Postpartum metritis in dairy cows is characterized by an enlarged uterus and fetid red-brown or purulent uterine discharge that is typically diagnosed within 7–10 d postpartum. The expectation is that 10–20 % of dairy cows will develop metritis after calving [[1], [2], [3]]. Most cows recover from metritis within the first month postpartum. Cows with metritis are at an increased risk of developing chronic uterine inflammation (endometritis), which can have long-term negative effects on fertility [4,5]. In addition to uterine disease, postpartum cows may experience negative energy balance and associated metabolic disease postpartum that can affect fertility [6,7]. One current hypothesis for infertility in postpartum cows is that the combined effects of uterine and metabolic disease have a negative effect on oocyte quality leading to defects in fertilization or early embryonic development [2,[6], [7], [8]].

Most studies testing the effects of inflammatory molecules or metabolites use oocytes removed from healthy cows and treated in vitro. Fewer studies have performed similar work on the whole animal. Dickson et al. [9] experimentally induced endometritis in nonlactating dairy cows and reported a reduction in embryo development to the morula stage following in vitro fertilization of aspirated oocytes. Ribeiro et al. [10] flushed embryos from postpartum cows and reported a reduction in cleaved, live, and high-quality embryos in cows that previously experienced uterine disease.

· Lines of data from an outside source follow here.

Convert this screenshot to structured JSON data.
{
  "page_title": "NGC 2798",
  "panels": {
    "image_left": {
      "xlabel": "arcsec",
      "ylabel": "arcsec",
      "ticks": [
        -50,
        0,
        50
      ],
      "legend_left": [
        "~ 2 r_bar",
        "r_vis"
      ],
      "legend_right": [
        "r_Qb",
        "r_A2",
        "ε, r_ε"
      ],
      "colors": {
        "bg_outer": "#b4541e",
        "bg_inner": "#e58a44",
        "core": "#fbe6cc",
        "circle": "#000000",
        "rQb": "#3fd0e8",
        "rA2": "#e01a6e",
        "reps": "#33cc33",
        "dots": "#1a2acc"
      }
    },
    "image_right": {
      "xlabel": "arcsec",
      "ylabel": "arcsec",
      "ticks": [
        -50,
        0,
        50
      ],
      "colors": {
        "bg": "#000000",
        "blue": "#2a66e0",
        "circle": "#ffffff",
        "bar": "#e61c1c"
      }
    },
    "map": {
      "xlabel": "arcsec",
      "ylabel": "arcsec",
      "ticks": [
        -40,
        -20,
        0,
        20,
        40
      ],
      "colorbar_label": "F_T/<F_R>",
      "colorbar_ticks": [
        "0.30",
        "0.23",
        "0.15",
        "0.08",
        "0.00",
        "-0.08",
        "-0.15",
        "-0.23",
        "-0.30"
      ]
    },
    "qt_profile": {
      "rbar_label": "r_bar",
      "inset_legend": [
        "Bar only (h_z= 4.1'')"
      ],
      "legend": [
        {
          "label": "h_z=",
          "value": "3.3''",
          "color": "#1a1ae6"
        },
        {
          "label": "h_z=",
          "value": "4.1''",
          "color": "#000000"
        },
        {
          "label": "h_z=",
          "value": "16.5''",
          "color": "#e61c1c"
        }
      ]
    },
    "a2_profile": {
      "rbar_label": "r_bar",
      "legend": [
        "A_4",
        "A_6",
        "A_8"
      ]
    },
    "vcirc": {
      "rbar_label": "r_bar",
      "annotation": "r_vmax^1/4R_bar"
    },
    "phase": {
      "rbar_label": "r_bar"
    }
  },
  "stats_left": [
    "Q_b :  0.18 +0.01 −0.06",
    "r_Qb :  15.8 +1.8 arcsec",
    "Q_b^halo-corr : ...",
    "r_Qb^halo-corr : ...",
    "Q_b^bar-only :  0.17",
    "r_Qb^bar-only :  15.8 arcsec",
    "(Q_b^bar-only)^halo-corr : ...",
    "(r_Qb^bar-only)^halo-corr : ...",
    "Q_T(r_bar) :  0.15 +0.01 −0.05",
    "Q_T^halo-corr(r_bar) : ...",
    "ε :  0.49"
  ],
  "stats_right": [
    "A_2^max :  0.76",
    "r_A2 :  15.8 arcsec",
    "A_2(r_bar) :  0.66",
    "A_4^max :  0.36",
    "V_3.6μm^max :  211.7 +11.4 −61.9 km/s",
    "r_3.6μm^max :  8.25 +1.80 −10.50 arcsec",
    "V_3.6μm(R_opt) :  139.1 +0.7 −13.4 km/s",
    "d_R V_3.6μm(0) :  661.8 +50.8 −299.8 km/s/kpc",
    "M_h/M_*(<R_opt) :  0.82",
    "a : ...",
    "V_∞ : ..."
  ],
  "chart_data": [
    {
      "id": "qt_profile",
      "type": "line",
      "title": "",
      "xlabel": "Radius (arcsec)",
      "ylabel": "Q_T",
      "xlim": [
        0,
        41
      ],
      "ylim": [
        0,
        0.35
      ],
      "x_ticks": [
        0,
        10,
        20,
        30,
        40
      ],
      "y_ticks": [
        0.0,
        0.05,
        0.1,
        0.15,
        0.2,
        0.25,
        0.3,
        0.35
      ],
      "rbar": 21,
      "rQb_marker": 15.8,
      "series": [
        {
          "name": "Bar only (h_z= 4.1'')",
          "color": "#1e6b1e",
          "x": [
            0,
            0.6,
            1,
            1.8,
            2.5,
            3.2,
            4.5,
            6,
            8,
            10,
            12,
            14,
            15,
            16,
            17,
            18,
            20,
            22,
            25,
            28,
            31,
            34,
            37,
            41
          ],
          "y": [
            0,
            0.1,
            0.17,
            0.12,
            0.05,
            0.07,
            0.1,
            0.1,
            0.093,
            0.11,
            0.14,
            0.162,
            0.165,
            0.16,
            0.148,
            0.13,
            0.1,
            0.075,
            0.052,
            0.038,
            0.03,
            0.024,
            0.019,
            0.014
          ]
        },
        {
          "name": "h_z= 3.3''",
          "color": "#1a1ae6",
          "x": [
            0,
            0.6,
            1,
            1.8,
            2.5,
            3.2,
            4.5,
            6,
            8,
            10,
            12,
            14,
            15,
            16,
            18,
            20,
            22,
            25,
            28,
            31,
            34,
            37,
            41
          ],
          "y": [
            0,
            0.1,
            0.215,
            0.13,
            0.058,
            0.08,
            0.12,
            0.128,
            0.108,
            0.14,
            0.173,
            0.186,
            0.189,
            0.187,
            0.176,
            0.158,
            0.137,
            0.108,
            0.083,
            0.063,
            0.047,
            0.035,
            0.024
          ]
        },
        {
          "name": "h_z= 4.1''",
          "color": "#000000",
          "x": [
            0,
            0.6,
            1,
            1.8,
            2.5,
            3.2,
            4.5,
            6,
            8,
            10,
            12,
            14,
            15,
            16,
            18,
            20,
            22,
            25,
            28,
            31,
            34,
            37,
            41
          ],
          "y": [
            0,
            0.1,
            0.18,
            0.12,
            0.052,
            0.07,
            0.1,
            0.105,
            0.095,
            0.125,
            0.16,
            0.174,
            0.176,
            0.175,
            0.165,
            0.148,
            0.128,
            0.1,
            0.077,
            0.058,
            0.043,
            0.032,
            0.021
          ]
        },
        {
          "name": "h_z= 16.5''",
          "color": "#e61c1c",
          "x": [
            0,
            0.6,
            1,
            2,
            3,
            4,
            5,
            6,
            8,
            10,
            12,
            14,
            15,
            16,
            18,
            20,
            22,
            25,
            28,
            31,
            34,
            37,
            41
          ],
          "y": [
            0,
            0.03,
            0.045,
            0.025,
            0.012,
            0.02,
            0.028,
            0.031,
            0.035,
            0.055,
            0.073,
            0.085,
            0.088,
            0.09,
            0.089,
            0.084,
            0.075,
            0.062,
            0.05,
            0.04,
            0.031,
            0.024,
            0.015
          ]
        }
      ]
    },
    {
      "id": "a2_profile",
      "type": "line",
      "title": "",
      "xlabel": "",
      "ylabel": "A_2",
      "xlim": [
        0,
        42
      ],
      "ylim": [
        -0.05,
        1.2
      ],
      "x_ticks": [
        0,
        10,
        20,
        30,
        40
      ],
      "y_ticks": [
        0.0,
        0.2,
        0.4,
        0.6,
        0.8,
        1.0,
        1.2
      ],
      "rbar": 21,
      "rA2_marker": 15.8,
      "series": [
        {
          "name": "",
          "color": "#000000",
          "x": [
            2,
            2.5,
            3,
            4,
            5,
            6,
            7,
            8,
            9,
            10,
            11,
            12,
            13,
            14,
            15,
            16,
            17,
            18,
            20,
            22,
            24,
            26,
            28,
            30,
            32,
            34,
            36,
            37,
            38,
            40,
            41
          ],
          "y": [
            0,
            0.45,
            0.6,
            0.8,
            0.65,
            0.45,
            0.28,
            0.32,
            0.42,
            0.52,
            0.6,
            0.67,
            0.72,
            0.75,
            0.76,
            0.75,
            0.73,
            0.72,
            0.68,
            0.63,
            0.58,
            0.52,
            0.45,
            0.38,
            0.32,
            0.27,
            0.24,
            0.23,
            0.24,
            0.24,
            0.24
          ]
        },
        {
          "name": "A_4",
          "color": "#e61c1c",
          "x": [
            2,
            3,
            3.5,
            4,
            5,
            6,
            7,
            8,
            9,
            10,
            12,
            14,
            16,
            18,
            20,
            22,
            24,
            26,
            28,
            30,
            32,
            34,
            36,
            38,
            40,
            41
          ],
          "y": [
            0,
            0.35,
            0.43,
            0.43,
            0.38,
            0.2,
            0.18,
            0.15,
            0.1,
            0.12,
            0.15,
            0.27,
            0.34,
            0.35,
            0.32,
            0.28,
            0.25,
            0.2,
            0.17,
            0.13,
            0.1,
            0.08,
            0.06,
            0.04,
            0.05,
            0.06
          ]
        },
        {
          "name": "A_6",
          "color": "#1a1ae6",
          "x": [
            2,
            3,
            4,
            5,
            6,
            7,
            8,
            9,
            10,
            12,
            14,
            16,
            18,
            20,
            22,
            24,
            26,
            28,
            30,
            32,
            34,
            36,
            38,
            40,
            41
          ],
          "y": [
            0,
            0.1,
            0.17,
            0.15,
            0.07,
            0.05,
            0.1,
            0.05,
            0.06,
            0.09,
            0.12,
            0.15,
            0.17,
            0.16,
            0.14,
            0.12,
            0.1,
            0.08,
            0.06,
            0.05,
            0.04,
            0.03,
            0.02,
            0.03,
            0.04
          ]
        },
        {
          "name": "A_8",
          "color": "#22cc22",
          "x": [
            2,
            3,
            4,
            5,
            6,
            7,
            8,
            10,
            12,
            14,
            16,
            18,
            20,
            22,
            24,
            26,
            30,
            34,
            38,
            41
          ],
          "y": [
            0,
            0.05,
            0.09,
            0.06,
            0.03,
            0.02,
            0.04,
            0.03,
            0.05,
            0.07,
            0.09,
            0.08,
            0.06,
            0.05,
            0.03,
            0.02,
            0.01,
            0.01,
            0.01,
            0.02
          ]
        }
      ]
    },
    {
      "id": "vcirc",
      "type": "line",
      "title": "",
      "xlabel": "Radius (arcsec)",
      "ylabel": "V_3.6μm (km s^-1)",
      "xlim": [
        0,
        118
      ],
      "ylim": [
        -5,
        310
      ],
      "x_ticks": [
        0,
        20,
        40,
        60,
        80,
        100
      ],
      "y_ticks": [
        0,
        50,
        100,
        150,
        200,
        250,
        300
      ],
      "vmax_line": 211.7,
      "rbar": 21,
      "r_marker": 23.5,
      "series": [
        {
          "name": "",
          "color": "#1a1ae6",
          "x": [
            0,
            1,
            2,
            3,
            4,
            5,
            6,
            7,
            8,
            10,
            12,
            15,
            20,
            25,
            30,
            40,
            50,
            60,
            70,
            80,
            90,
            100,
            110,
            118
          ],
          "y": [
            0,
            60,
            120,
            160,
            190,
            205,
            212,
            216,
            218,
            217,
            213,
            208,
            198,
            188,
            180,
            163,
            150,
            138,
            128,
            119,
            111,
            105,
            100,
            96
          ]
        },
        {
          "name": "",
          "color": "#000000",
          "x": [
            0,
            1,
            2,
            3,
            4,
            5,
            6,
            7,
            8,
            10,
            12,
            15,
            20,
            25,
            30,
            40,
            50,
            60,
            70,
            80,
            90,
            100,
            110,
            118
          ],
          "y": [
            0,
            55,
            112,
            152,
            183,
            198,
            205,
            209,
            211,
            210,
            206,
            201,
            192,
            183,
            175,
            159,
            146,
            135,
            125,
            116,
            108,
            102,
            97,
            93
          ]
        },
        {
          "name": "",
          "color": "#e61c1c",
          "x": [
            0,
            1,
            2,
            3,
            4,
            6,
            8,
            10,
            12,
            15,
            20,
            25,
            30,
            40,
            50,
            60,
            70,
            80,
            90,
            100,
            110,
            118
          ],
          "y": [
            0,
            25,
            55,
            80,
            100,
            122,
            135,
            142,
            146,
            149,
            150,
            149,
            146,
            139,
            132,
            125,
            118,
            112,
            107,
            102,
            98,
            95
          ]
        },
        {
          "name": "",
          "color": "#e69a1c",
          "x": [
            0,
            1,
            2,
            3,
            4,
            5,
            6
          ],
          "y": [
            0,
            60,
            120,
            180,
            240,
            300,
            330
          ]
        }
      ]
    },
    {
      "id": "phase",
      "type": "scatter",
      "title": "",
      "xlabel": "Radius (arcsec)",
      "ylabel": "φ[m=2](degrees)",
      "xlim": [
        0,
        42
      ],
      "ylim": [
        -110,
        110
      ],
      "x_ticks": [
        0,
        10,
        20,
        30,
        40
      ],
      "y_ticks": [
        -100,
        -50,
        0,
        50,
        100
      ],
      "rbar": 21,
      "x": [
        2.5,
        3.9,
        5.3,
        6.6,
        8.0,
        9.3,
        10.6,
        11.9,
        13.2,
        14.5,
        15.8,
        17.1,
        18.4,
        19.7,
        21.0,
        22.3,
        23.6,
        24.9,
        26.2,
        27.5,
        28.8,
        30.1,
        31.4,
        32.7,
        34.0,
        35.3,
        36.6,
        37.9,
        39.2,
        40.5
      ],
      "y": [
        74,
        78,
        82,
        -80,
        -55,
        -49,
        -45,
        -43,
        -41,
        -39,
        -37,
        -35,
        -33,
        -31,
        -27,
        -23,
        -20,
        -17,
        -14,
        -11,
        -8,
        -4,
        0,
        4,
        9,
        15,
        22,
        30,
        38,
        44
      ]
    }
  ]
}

In this work, the results of the previous studies [9,10] were extended by specifically working with primiparous postpartum cows with or without metritis, and COC were collected for in vitro embryo production (IVP) during three timepoints: 30, 80, 165 d after parturition. Collectively, this research examines the short-term (oocytes collected at approximately 1 month postpartum) and long-term (oocytes collected at approximately 80–165 d postpartum) effects of early postpartum uterine disease on oocyte developmental capacity. The current study is different from all other previously published work because we worked with early postpartum lactating cows and removed oocytes from cows to separate the biological effect of the oviductal and uterine environment from the capacity of the oocyte to develop. We hypothesized that uterine disease would negatively affect oocyte developmental competence. We also measured the relative importance of systemic factors by measuring an acute phase protein (haptoglobin) and energy metabolites [non-esterified fatty acids (NEFA), beta-hydroxybutyrate (BHB), and glucose] and associating their plasma concentrations postpartum with subsequent developmental competence of the oocyte. Finally, we tested the association between oocyte development and bacterial genera present in the reproductive tract.